Economic cycles, after all, are not founded upon unalterable economic laws. They are founded upon human nature — upon our tendency to overexuberance, with its corresponding reaction. This ‘cussedness’ of the human race, as Mark Twain called it, has also kept us from learning our lesson as rapidly as we should. We have been very greedy and very conceited, both as individuals and as a nation, and we hate to admit it. During the last two years we have been putting the blame for our troubles upon everything and everyone except ourselves. We have laid the fault to the machine, political unrest, ‘invisible currents,’Wall Street, the Stock Exchange, capitalism, labor, silver, and finally gold. It has been human for us to do so, but not very helpful.

These things that we have been blaming for our ills will continue to serve our purpose in the future just as they have in the past.
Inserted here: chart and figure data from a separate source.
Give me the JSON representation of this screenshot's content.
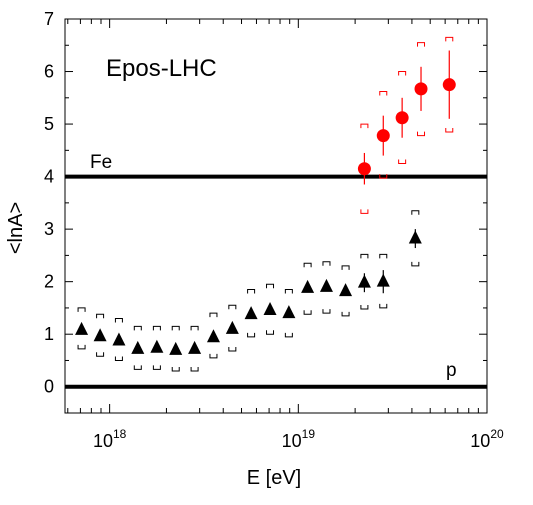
{
  "chart_data": {
    "type": "scatter",
    "title": "Epos-LHC",
    "xlabel": "E [eV]",
    "ylabel": "<lnA>",
    "x_scale": "log",
    "xlim": [
      5.8e+17,
      1e+20
    ],
    "ylim": [
      -0.5,
      7.0
    ],
    "x_ticks": [
      {
        "value": 1e+18,
        "base": "10",
        "exp": "18"
      },
      {
        "value": 1e+19,
        "base": "10",
        "exp": "19"
      },
      {
        "value": 1e+20,
        "base": "10",
        "exp": "20"
      }
    ],
    "y_ticks": [
      0,
      1,
      2,
      3,
      4,
      5,
      6,
      7
    ],
    "grid": false,
    "reference_lines": [
      {
        "label": "Fe",
        "y": 4.0
      },
      {
        "label": "p",
        "y": 0.0
      }
    ],
    "series": [
      {
        "marker": "triangle",
        "color": "#000000",
        "points": [
          {
            "x": 7.1e+17,
            "y": 1.08,
            "sys_lo": 0.72,
            "sys_hi": 1.5
          },
          {
            "x": 8.9e+17,
            "y": 0.96,
            "sys_lo": 0.58,
            "sys_hi": 1.38
          },
          {
            "x": 1.12e+18,
            "y": 0.88,
            "sys_lo": 0.5,
            "sys_hi": 1.3
          },
          {
            "x": 1.41e+18,
            "y": 0.72,
            "sys_lo": 0.33,
            "sys_hi": 1.15
          },
          {
            "x": 1.78e+18,
            "y": 0.74,
            "sys_lo": 0.33,
            "sys_hi": 1.15
          },
          {
            "x": 2.24e+18,
            "y": 0.7,
            "sys_lo": 0.3,
            "sys_hi": 1.15
          },
          {
            "x": 2.82e+18,
            "y": 0.72,
            "sys_lo": 0.3,
            "sys_hi": 1.15
          },
          {
            "x": 3.55e+18,
            "y": 0.94,
            "sys_lo": 0.55,
            "sys_hi": 1.4
          },
          {
            "x": 4.47e+18,
            "y": 1.1,
            "sys_lo": 0.68,
            "sys_hi": 1.55
          },
          {
            "x": 5.62e+18,
            "y": 1.38,
            "sys_lo": 0.95,
            "sys_hi": 1.85
          },
          {
            "x": 7.08e+18,
            "y": 1.46,
            "sys_lo": 1.0,
            "sys_hi": 1.95
          },
          {
            "x": 8.91e+18,
            "y": 1.4,
            "sys_lo": 0.95,
            "sys_hi": 1.85
          },
          {
            "x": 1.12e+19,
            "y": 1.88,
            "sys_lo": 1.38,
            "sys_hi": 2.35
          },
          {
            "x": 1.41e+19,
            "y": 1.9,
            "sys_lo": 1.4,
            "sys_hi": 2.38
          },
          {
            "x": 1.78e+19,
            "y": 1.82,
            "sys_lo": 1.35,
            "sys_hi": 2.3
          },
          {
            "x": 2.24e+19,
            "y": 1.98,
            "sys_lo": 1.48,
            "sys_hi": 2.52,
            "stat": 0.18
          },
          {
            "x": 2.82e+19,
            "y": 2.0,
            "sys_lo": 1.5,
            "sys_hi": 2.52,
            "stat": 0.22
          },
          {
            "x": 4.17e+19,
            "y": 2.82,
            "sys_lo": 2.3,
            "sys_hi": 3.35,
            "stat": 0.18
          }
        ]
      },
      {
        "marker": "circle",
        "color": "#ff0000",
        "points": [
          {
            "x": 2.24e+19,
            "y": 4.15,
            "err": 0.3,
            "sys_lo": 3.3,
            "sys_hi": 5.0
          },
          {
            "x": 2.82e+19,
            "y": 4.78,
            "err": 0.38,
            "sys_lo": 3.97,
            "sys_hi": 5.62
          },
          {
            "x": 3.55e+19,
            "y": 5.12,
            "err": 0.38,
            "sys_lo": 4.25,
            "sys_hi": 6.0
          },
          {
            "x": 4.47e+19,
            "y": 5.67,
            "err": 0.42,
            "sys_lo": 4.78,
            "sys_hi": 6.55
          },
          {
            "x": 6.31e+19,
            "y": 5.75,
            "err": 0.65,
            "sys_lo": 4.85,
            "sys_hi": 6.65
          }
        ]
      }
    ]
  }
}
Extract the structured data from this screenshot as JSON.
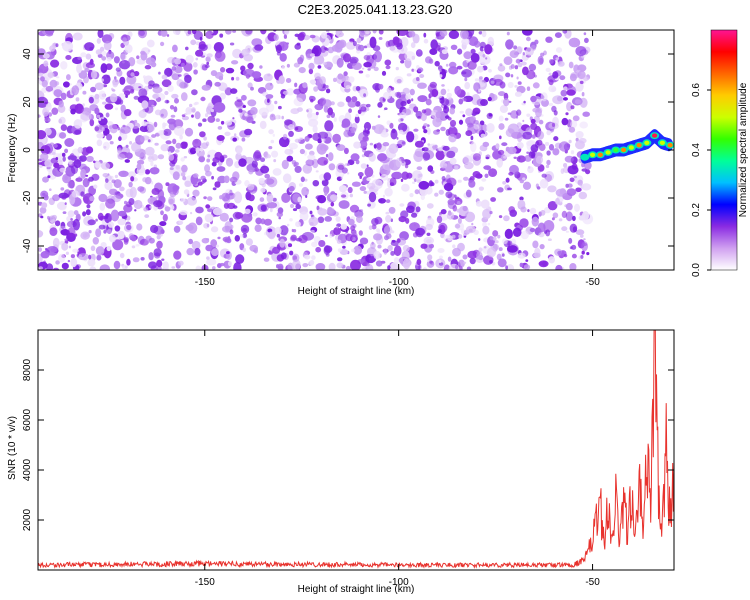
{
  "title": "C2E3.2025.041.13.23.G20",
  "chart_data": [
    {
      "type": "heatmap",
      "xlabel": "Height of straight line (km)",
      "ylabel": "Frequency (Hz)",
      "xlim": [
        -193,
        -29
      ],
      "ylim": [
        -50,
        50
      ],
      "x_ticks": [
        -150,
        -100,
        -50
      ],
      "y_ticks": [
        -40,
        -20,
        0,
        20,
        40
      ],
      "colorbar": {
        "label": "Normalized spectral amplitude",
        "range": [
          0,
          0.8
        ],
        "ticks": [
          0.0,
          0.2,
          0.4,
          0.6
        ],
        "colors": [
          "#ffffff",
          "#d0a0f0",
          "#8a2be2",
          "#0000ff",
          "#00bfff",
          "#00ff99",
          "#33ff00",
          "#ccff00",
          "#ffcc00",
          "#ff6600",
          "#ff0000",
          "#ff1493"
        ]
      },
      "noise_region": {
        "x": [
          -193,
          -51
        ],
        "y": [
          -50,
          50
        ],
        "amplitude_approx": 0.03
      },
      "signal_track": [
        {
          "x": -52,
          "y": -3,
          "amp": 0.35
        },
        {
          "x": -50,
          "y": -2,
          "amp": 0.5
        },
        {
          "x": -48,
          "y": -2,
          "amp": 0.6
        },
        {
          "x": -46,
          "y": -1,
          "amp": 0.5
        },
        {
          "x": -44,
          "y": 0,
          "amp": 0.45
        },
        {
          "x": -42,
          "y": 0,
          "amp": 0.7
        },
        {
          "x": -40,
          "y": 1,
          "amp": 0.55
        },
        {
          "x": -38,
          "y": 2,
          "amp": 0.6
        },
        {
          "x": -36,
          "y": 3,
          "amp": 0.5
        },
        {
          "x": -34,
          "y": 6,
          "amp": 0.8
        },
        {
          "x": -32,
          "y": 3,
          "amp": 0.5
        },
        {
          "x": -30,
          "y": 2,
          "amp": 0.6
        }
      ]
    },
    {
      "type": "line",
      "xlabel": "Height of straight line (km)",
      "ylabel": "SNR (10 * v/v)",
      "xlim": [
        -193,
        -29
      ],
      "ylim": [
        0,
        9600
      ],
      "x_ticks": [
        -150,
        -100,
        -50
      ],
      "y_ticks": [
        2000,
        4000,
        6000,
        8000
      ],
      "color": "#e8322d",
      "series": [
        {
          "x": [
            -193,
            -150,
            -100,
            -55,
            -52,
            -50,
            -48,
            -47,
            -46,
            -45,
            -44,
            -43,
            -42,
            -41,
            -40,
            -39,
            -38,
            -37,
            -36,
            -35,
            -34,
            -33,
            -32,
            -31,
            -30,
            -29
          ],
          "values": [
            200,
            250,
            200,
            200,
            400,
            1200,
            2600,
            1200,
            2400,
            1500,
            2900,
            1000,
            3100,
            1500,
            2800,
            1300,
            3300,
            1800,
            4700,
            2200,
            9500,
            3500,
            2000,
            4800,
            2000,
            4200
          ]
        }
      ]
    }
  ]
}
In the machine lies man’s hope for less physical labor and more culture. The stock and commodity exchanges are necessary and useful institutions. Capitalism has succeeded better than any other economic system. Labor is very properly coming to share in larger measure the savings of the machine. Everyone has known fora century that the gold standard is not ideal, and there is no reason for blaming it particularly now. As for political unrest, is it not a result of the depression rather than a cause?

These things are not at the bottom of our troubles. The depression is entirely our own fault. It follows from this that there are no ghosts for us to be afraid of — nothing to jump out at us from the dark. We have made many other mistakes which have contributed to its severity, such as artificial support of prices, reparations, international debts, tariff walls, but the basic cause, as in the past, was the misuse of our capital and our wealth.

We may seem to have gone far afield, but in doing so have we not answered the question as to what is to become of our scale of living? With our natural resources, our inventions, and our machinery, is it not hound to advance? If we will be honest, blame ourselves, and take our medicine, we shall soon be on the upgrade again, But as this comes about, will it not be saner for us to save a little and increase our scale of living by steady degrees, instead of attempting to force it ahead more rapidly than our wealth permits? Will it not be better to find ourselves in slightly more comfortable circumstances each year, rather than in luxurious surroundings one year and ‘out in the cold ’ the next?